Dans la première circonscription de Corse-du-Sud, une question se pose notamment autour de la candidature de Jean-Jacques Ferrara. Élu sous la bannière Les Républicains en 2017, le député de droite pourrait-il être gêné par l'arrivée du parti Horizons dans la course aux Législatives ? "La situation n’est pas délicate, répond Antoine Maestrali. Il faut la gérer. Il est vrai que les présidentielles vont déterminer pas mal de choses. Le député Jean-Jacques Ferrara est notre ami. On va regarder tous ensemble comment évolue la situation au niveau national et, comme l’a dit Laurent Marcangeli, le soir du 10 avril (premier tour de la présidentielle, ndlr), à droite, à gauche, et ailleurs il y aura un nouveau rapport de force et il y aura une situation politique qui aura évolué."

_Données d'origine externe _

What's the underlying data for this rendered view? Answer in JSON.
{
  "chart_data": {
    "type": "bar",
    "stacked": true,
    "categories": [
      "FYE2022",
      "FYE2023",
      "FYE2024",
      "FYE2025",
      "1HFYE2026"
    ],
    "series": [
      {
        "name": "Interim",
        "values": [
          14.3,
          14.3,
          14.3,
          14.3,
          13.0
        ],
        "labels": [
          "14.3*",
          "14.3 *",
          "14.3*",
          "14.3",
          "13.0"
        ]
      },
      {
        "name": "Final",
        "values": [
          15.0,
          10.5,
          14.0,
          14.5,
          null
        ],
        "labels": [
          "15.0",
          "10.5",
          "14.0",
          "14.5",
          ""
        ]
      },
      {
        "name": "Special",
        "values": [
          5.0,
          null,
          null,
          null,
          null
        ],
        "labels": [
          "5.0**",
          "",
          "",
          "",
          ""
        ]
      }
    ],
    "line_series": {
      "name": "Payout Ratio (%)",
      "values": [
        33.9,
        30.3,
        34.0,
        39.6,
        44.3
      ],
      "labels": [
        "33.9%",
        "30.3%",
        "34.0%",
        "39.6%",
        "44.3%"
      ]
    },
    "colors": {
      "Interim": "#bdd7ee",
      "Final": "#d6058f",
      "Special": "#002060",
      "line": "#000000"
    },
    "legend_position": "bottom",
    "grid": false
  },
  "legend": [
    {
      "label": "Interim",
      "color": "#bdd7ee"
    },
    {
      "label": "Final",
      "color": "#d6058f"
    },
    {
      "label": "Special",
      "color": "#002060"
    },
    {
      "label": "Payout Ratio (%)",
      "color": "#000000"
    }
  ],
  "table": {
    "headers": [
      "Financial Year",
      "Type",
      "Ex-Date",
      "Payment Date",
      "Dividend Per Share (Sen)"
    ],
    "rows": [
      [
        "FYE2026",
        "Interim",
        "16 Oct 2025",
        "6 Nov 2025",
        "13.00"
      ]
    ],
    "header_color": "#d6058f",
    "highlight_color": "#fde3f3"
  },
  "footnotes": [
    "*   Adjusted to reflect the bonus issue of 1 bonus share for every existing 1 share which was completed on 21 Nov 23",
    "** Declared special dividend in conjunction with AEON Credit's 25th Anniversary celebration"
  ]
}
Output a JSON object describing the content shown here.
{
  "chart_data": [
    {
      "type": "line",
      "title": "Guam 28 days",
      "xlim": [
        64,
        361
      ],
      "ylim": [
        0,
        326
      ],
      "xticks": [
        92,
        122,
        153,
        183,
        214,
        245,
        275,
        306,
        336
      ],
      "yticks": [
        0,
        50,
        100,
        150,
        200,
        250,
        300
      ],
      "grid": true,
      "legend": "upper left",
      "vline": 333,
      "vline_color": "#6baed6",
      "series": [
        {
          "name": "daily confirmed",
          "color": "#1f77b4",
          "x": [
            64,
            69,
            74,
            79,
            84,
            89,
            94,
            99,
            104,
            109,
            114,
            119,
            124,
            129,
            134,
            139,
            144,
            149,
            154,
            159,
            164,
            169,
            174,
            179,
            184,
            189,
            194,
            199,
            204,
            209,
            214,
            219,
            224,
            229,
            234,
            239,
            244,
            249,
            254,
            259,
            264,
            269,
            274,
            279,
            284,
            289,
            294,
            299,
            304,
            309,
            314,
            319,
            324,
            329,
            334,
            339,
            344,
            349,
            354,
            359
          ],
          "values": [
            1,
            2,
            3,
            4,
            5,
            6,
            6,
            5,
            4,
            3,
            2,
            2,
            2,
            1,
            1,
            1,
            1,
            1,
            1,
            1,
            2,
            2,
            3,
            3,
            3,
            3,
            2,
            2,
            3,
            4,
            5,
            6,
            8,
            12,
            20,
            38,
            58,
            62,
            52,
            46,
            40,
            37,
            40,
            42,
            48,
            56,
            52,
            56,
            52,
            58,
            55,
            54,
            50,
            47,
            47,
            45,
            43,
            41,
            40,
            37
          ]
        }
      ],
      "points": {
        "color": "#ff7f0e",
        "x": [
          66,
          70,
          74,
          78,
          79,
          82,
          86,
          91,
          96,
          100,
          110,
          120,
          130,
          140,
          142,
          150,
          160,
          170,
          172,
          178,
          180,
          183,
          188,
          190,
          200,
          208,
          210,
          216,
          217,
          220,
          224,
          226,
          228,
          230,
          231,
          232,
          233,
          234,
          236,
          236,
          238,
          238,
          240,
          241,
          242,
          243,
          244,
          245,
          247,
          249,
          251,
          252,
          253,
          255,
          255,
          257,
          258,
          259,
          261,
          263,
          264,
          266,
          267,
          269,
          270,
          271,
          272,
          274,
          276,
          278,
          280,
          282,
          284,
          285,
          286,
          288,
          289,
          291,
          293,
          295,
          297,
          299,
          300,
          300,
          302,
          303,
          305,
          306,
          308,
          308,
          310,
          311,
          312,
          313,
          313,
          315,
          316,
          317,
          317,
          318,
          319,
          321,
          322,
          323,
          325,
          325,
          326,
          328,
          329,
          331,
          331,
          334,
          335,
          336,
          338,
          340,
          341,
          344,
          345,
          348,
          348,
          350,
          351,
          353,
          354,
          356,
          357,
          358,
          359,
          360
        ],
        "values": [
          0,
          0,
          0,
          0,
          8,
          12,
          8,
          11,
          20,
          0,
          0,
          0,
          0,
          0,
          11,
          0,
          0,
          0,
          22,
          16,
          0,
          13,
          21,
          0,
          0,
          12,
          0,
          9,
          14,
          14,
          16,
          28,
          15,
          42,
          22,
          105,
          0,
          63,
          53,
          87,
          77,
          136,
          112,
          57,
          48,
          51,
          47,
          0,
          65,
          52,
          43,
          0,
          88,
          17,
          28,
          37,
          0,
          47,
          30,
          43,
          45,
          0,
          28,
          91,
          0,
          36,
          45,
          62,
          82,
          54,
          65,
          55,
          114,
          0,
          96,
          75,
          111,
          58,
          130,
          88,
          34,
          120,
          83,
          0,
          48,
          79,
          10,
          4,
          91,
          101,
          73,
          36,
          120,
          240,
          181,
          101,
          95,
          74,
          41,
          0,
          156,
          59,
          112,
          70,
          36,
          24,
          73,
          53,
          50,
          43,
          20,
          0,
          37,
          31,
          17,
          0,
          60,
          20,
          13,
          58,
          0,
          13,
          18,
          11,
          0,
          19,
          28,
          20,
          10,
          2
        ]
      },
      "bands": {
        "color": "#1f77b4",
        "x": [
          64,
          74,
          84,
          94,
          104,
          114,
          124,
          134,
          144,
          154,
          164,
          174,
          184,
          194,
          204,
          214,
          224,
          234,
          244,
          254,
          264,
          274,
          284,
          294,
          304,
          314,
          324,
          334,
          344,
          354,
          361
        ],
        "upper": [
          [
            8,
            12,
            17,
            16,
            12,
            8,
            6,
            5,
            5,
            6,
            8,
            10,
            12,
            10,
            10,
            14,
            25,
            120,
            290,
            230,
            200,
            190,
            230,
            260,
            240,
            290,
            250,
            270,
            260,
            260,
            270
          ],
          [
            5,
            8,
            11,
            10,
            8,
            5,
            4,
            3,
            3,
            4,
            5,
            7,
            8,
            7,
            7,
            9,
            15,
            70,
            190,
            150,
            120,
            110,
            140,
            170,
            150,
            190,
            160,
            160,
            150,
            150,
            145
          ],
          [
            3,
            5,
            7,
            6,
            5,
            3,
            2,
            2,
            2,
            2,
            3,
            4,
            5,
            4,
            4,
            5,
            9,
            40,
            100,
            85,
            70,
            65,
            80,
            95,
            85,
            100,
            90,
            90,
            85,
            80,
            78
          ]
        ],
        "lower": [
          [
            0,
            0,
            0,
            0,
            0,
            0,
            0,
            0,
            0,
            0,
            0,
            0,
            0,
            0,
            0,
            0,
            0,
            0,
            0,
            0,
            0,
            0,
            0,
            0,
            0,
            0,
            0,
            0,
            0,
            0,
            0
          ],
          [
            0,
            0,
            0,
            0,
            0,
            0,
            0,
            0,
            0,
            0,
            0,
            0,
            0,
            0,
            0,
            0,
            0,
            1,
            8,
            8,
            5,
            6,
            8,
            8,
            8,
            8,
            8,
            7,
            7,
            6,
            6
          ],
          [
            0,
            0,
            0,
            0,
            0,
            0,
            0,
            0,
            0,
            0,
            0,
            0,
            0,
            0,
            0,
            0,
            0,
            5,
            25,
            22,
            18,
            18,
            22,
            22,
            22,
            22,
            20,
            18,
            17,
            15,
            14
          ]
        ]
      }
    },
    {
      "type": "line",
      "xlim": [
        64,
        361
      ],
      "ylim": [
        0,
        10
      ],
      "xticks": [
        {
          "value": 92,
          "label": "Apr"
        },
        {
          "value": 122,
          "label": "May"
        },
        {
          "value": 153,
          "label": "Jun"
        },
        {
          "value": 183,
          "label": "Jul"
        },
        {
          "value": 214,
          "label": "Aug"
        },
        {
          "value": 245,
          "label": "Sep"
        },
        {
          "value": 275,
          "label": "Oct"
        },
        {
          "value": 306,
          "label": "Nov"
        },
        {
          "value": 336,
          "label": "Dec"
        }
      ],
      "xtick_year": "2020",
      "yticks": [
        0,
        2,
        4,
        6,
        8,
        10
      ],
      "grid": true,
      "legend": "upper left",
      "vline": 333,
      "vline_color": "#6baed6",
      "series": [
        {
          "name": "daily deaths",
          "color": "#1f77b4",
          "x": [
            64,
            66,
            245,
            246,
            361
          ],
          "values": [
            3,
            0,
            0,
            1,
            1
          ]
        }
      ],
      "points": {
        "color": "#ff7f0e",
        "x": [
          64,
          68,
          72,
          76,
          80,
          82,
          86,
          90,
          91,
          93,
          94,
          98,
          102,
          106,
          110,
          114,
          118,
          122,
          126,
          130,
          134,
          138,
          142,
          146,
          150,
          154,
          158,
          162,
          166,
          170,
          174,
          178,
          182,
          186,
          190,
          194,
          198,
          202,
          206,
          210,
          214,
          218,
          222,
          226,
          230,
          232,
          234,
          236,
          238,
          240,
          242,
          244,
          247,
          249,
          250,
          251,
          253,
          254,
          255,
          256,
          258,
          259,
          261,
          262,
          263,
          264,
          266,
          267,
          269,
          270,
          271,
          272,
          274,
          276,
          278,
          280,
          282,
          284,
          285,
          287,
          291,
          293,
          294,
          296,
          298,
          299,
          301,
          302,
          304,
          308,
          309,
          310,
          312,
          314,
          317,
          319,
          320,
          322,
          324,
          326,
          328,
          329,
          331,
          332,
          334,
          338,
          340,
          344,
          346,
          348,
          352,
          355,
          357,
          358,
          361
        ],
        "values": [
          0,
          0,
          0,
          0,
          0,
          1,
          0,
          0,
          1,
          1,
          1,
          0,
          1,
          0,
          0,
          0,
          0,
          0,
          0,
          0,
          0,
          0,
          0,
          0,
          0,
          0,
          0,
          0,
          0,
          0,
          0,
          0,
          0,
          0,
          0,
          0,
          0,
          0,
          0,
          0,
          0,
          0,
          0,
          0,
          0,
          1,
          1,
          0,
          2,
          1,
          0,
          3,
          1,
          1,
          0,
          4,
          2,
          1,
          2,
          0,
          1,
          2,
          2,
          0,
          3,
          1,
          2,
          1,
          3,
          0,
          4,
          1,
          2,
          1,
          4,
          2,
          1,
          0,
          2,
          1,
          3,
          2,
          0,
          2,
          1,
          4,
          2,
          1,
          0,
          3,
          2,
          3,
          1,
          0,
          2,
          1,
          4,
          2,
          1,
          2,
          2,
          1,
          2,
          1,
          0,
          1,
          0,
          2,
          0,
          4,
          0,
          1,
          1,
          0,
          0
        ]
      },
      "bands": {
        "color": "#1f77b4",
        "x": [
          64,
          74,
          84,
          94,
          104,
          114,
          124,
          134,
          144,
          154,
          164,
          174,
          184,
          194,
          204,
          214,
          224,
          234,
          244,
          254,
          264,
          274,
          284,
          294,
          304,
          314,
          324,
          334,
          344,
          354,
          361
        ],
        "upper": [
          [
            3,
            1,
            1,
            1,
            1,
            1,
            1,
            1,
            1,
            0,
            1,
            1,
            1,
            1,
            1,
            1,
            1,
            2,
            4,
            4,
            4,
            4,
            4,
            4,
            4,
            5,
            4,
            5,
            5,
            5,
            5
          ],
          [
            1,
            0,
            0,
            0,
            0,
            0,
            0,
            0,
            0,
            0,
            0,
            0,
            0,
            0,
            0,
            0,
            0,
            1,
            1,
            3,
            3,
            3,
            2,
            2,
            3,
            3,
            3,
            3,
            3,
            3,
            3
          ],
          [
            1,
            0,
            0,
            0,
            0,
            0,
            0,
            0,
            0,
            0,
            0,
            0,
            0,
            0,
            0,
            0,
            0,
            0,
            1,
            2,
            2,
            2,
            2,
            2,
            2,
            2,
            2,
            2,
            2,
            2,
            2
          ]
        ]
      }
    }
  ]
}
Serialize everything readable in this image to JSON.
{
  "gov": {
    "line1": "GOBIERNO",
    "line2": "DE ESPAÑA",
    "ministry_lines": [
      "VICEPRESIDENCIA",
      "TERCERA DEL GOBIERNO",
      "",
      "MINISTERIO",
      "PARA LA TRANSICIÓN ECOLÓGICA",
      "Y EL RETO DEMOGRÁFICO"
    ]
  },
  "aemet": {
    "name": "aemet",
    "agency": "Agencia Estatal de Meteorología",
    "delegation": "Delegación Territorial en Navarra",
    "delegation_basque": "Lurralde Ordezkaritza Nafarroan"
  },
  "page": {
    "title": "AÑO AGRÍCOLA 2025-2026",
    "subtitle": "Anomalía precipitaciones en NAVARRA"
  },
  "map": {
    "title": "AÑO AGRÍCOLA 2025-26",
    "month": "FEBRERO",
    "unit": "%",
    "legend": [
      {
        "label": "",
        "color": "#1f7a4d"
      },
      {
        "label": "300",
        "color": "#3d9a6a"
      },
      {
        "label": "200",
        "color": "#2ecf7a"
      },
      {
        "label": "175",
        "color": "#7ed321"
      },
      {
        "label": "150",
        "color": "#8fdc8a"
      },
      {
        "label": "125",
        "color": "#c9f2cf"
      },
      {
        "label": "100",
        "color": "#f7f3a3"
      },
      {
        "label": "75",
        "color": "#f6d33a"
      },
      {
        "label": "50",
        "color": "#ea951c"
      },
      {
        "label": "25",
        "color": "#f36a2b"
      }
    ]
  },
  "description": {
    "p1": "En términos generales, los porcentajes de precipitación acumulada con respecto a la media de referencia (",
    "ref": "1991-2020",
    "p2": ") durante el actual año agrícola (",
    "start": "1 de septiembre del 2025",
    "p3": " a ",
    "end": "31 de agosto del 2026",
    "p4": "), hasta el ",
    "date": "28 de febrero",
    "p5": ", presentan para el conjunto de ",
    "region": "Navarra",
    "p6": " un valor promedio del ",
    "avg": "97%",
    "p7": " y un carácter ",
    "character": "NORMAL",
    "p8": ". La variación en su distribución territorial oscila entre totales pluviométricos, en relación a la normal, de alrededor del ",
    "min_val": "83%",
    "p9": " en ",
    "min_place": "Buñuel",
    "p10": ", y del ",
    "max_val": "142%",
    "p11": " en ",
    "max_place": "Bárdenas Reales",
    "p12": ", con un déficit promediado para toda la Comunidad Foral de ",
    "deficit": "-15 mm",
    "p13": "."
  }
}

Interrogé à notre micro le 2 février, Jean-Jacques Ferrara nous confirmait qu'il serait candidat à sa propre succession en juin prochain. Néanmoins, le député restait évasif sur l'étiquette de celle-ci : Les Républicains ou Horizons ? "Je ne peux parler qu'en mon nom, le reste ne m'appartient pas, avait répondu le président de la fédération LR de Corse-du-Sud avant d'ajouter : en revanche, soyez convaincus de la force de mon engagement."
De son côté, Valérie Bozzi "ne croit pas du tout" que cette situation puisse créer un déséquilibre à droite. "Au contraire, reprend l’élue insulaire, il faut qu’il y ait un discours de fond sur les idées de la droite et du centre. Pour moi, les droites irréconciliables n’existent pas. Il faut qu’on soit tous au tour d’une table pour trouver les points communs pour qu’ils nous unissent plutôt qu’ils nous divisent. C’est ce qu’a fait Laurent Marcangeli lors des dernières territoriales en nous mettant tous sur une liste unique. Ça a bien fonctionné, et ça fonctionne actuellement à l’Assemblée de Corse."
On ne sait si l'édile de Grosseto-Prugna serait prête à s’engager dans cette démarche portée par Edouard Philippe qui souhaite "remettre les maires au centre du débat public et politique national". Xavier Lacombe, lui, semble avoir fait son choix : "Si je pourrais m’engager davantage à ses côtés ? Bien sûr ! Je pense que je le ferai, confie le maire de Peri. Vous connaissez mon appartenance politique et ma famille, je suis d’une droite sociale et donc, aujourd’hui, celui qui incarne le mieux mon courant de pensée est l’ex-Premier ministre Edouard Philippe. Sa conception et sa vision des choses au niveau national et insulaire me semble la plus lucide."
À l’heure où la campagne présidentielle démarre, "et où les premiers "coups" ont déjà commencé à tomber de part et d’autre", dixit Laurent Marcangeli, la création de ce parti pourrait rebattre quelque peu les cartes de la droite insulaire. "Pas impossible, glisse sotto voce un sympathisant présent ce mercredi au Palais des congrès. Surtout après le début de campagne timide de Valérie Pécresse (candidate Les Républicains à la présidentielle, ndlr) et son meeting de dimanche dernier qui n'a pas convaincu tout le monde."